BlackRock and SSGA have plenty of company in prioritizing climate change. For example, when Drew Hambly, Morgan Stanley Investment Management’s Executive Director for Global Stewardship, spoke at PwC’s Corporate Directors Exchange in January, he noted that the firm is monitoring how its portfolio companies manage their own climate footprint, as well as how they plan for the impact of climate change on their business.


Companies benefit in many ways from investments in diversity, equity, and inclusion (DE&I), Taraporevala wrote, citing studies that show how diverse management teams and workforces tend to outperform their peers on key metrics from profitability to productivity. Following the protests against racial injustice last year, SSGA sought to increase its focus on the financial risks that companies may face if they don’t improve their racial and ethnic diversity. But publicly available diversity data was lacking.

Taraporevala laid out SSGA’s plan to encourage companies to increase their DE&I disclosures. Beginning this year, it will vote against the nominating and governance committee chairs at S&P 500 and FTSE 100 companies that do not disclose the racial and ethnic composition of their boards, he wrote. And beginning in 2022, the firm will vote against these chairs at companies with boards that do not include at least one member from an underrepresented community. Also, SSGA will vote against compensation committee chairs at companies that do not disclose their EEO-1 forms, a filing required by the US Equal Employment Opportunity Commission that includes workforce diversity data.

BlackRock will press companies to include their long-term plans to improve DE&I in any talent strategy disclosures they make when issuing sustainability reports. Too often, Fink wrote in his letter, racial justice and economic inequality are siloed as social (or the “S” in ESG) issues but doing so can obscure their frequent overlap with environmental matters.

It’s worth noting that proxy advisory firms are also increasingly focused on DE&I. For example, Institutional Shareholder Services has announced that it will begin highlighting Russell 3000 and S&P 1500 companies that lack racial and ethnic diversity on their boards this year. After a one-year transition period, ISS said it may recommend voting against directors on those boards that lack racial and ethnic diversity starting in 2022.

What boards can do now

There is much for directors to digest in BlackRock and SSGA’s letters. We believe boards would be well-served to consider these three takeaways.

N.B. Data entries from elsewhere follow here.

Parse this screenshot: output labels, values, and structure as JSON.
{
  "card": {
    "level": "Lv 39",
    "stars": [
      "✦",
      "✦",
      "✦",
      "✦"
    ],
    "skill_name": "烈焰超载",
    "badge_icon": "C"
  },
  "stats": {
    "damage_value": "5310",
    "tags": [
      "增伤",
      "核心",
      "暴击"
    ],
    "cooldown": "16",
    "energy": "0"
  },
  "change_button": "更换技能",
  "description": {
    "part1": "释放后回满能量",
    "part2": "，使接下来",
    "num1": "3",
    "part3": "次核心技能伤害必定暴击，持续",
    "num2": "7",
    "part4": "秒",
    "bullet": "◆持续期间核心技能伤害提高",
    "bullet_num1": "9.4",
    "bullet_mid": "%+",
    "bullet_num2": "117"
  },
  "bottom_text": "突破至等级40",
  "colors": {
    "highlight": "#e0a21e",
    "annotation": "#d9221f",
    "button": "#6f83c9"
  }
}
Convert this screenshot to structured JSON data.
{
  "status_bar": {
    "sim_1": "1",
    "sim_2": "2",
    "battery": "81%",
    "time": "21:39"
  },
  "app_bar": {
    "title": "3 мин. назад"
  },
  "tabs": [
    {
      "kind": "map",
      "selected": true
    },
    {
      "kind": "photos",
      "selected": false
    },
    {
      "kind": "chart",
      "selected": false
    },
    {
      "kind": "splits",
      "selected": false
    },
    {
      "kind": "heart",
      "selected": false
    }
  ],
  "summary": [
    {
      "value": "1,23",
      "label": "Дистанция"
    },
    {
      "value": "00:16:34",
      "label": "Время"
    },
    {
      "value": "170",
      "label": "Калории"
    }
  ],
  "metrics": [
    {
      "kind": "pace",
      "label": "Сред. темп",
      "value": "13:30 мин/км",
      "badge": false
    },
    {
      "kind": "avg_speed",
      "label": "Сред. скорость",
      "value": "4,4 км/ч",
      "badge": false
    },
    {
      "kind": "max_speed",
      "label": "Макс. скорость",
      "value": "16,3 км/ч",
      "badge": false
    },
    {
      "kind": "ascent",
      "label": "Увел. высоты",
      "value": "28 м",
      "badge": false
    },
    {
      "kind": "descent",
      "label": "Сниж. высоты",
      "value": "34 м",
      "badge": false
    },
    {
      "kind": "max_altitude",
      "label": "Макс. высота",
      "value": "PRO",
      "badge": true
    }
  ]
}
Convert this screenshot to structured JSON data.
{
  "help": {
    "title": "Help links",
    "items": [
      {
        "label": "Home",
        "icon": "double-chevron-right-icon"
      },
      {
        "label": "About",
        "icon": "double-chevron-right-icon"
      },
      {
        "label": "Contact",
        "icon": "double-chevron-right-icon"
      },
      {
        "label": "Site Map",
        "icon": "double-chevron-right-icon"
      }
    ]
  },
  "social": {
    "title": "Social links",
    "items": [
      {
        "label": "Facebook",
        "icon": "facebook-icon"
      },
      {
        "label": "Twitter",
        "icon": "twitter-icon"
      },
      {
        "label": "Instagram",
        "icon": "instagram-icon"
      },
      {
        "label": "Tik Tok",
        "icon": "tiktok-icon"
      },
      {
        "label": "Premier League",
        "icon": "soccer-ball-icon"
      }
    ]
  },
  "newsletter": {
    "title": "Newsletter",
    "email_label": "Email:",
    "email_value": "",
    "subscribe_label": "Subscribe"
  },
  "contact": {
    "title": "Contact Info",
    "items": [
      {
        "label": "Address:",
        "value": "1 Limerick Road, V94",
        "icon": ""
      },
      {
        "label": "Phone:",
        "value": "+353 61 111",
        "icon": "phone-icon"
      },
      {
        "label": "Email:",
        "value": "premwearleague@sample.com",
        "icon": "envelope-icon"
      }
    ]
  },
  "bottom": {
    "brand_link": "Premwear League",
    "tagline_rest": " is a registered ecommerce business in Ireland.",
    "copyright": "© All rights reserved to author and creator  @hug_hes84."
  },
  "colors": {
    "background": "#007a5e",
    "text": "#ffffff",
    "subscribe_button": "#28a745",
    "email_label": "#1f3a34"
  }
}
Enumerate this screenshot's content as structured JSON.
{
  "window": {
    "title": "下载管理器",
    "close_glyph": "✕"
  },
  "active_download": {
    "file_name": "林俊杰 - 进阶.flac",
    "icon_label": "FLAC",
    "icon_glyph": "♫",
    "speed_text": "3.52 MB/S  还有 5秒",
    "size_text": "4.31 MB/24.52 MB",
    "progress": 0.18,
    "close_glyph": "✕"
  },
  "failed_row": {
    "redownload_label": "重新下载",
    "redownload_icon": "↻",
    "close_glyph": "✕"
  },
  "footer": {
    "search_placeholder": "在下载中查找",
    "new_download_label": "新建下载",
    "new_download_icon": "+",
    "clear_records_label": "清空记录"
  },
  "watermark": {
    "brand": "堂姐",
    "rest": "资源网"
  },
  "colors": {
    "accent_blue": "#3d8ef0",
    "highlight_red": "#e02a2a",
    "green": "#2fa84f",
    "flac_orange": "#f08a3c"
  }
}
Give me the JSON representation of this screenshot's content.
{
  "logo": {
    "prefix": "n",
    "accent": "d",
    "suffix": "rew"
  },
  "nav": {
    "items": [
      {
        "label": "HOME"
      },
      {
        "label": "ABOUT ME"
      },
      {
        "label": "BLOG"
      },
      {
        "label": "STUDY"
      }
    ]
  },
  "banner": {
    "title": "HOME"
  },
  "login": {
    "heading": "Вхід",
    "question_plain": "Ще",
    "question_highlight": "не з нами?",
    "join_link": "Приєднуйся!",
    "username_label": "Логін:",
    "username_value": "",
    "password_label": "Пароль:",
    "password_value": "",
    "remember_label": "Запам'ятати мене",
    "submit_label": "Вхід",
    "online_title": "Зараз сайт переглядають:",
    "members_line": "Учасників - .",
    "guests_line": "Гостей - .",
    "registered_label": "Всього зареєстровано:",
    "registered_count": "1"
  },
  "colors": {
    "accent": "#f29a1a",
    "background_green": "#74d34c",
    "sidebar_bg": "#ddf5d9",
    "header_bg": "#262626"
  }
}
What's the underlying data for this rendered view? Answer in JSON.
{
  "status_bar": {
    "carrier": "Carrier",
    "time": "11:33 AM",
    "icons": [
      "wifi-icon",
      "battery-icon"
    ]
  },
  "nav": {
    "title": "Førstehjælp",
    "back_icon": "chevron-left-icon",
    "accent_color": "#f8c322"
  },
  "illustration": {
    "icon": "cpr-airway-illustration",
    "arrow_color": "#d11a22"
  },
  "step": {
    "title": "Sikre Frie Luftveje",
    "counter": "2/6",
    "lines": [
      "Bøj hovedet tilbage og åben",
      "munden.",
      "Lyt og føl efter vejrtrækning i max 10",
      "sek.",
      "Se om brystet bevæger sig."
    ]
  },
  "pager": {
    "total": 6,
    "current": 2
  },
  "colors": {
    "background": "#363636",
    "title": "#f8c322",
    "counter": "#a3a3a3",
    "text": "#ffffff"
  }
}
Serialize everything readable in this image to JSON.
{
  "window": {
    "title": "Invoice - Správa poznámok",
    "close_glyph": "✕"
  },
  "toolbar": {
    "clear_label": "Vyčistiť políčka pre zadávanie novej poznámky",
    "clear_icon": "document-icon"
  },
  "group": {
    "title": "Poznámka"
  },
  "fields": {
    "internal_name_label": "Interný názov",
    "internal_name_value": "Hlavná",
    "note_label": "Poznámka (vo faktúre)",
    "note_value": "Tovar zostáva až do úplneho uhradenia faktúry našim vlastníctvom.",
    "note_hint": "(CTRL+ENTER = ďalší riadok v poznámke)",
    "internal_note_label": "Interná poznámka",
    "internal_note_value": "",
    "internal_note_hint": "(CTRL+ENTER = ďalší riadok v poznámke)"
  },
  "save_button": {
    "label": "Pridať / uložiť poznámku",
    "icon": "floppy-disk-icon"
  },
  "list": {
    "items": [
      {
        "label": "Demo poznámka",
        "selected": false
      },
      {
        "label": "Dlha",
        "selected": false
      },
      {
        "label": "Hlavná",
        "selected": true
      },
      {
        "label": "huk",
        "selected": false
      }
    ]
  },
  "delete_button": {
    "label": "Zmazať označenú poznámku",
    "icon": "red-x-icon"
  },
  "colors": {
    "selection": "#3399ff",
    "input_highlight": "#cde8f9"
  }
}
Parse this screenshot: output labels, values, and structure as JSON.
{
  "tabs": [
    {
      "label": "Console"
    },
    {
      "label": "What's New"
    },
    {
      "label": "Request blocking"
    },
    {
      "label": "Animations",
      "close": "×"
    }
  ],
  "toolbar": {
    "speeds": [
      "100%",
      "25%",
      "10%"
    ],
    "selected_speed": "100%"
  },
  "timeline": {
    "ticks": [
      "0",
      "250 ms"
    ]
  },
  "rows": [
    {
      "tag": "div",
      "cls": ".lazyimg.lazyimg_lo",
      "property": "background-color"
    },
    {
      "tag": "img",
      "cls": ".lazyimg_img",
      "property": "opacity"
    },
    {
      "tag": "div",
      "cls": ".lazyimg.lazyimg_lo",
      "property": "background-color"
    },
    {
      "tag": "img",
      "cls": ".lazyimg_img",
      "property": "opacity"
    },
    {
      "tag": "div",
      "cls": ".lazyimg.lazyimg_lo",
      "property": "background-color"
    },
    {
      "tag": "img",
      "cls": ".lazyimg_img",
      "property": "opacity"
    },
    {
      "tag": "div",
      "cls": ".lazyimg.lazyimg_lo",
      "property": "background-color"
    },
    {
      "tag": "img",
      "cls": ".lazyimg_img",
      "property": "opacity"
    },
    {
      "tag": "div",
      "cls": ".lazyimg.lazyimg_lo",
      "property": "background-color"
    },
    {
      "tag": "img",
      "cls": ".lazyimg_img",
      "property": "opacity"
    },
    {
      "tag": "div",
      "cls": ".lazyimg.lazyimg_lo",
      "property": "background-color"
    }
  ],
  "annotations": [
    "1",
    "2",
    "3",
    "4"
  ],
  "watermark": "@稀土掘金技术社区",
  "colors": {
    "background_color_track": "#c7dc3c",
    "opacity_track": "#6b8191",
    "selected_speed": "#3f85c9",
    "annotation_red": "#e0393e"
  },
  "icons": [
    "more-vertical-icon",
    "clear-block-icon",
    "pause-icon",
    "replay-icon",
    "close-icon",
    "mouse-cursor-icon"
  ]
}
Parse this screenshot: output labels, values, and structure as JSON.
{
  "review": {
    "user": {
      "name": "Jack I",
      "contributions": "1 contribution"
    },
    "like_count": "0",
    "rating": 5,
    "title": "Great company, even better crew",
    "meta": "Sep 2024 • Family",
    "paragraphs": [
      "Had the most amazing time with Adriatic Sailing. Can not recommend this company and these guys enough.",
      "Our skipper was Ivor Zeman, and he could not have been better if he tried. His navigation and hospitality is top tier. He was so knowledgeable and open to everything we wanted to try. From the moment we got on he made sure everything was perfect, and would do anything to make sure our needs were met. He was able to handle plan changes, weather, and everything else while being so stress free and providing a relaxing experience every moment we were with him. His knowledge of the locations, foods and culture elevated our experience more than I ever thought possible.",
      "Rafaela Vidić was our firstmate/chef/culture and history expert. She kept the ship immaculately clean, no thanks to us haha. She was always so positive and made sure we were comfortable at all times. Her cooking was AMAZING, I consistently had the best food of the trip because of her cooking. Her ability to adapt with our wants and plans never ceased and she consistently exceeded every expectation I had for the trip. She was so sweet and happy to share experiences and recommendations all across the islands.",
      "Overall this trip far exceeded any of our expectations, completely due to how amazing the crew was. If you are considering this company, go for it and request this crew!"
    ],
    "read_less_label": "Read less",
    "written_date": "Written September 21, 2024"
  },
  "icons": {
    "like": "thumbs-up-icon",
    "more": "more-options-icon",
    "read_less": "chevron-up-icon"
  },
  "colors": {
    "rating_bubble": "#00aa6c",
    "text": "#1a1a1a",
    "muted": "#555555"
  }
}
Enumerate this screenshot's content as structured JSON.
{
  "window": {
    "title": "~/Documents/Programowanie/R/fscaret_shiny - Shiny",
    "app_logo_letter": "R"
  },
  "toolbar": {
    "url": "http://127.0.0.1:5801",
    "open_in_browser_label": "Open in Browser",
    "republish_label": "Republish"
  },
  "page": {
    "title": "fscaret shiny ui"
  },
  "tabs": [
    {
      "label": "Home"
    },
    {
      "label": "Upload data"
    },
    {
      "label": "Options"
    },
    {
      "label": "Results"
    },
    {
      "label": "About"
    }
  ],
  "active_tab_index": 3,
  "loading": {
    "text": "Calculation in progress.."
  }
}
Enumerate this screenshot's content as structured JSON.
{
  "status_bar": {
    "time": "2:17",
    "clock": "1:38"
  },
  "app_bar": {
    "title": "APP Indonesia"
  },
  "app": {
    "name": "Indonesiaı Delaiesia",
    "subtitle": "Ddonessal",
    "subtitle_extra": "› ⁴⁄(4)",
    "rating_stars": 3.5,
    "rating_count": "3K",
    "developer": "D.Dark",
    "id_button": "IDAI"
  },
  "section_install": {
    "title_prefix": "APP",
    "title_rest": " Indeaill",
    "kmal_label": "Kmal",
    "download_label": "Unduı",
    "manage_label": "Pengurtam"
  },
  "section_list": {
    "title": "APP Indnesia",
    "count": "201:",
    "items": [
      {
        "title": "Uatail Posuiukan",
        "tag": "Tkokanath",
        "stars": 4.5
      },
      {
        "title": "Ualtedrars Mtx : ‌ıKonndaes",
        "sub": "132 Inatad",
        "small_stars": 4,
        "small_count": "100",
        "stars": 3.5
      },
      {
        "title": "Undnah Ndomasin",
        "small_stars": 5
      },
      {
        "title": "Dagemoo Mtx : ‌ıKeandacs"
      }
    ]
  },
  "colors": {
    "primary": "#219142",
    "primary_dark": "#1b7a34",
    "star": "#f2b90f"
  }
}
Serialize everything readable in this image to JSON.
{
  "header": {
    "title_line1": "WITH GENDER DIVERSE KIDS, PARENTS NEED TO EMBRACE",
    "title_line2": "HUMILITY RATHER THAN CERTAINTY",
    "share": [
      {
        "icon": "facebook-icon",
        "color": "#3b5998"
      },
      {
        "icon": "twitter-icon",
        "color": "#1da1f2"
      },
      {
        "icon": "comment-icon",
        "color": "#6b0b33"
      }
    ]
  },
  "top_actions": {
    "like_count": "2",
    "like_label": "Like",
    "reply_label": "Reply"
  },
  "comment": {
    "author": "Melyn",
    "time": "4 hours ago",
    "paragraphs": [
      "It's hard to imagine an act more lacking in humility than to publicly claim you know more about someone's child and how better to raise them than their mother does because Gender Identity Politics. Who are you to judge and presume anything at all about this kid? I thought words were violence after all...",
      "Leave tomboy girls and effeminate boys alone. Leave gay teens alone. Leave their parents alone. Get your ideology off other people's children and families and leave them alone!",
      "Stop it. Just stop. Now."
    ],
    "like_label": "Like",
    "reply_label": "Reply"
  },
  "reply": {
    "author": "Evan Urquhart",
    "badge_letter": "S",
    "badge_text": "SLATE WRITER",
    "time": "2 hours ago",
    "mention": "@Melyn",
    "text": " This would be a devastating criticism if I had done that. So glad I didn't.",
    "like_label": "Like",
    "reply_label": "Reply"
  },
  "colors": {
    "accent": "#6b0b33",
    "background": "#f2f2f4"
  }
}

  • Don’t lose focus on ESG. The pandemic has challenged companies in unprecedented ways. But it’s important to keep ESG on your board’s agenda. Large shareholders view these issues not in isolation but rather as being intrinsically linked. Our recent publication, ESG oversight: The corporate director’s guide, provides a good overview.
  • Be proactive on DE&I. Boardroom and workforce diversity aren’t new issues for shareholders, but their focus on them is intensifying. Rather than waiting for investors, lawmakers, stock exchanges, or regulators to force their hand, directors would do well to act now while they may still do so on their own terms.
  • Stay on top of key data. Expectations around climate and diversity disclosures are rising. To provide effective ESG oversight, boards should make sure they have access to the right data. One effective way to accomplish this is through data dashboards that can provide a clear, contextualized picture of important information.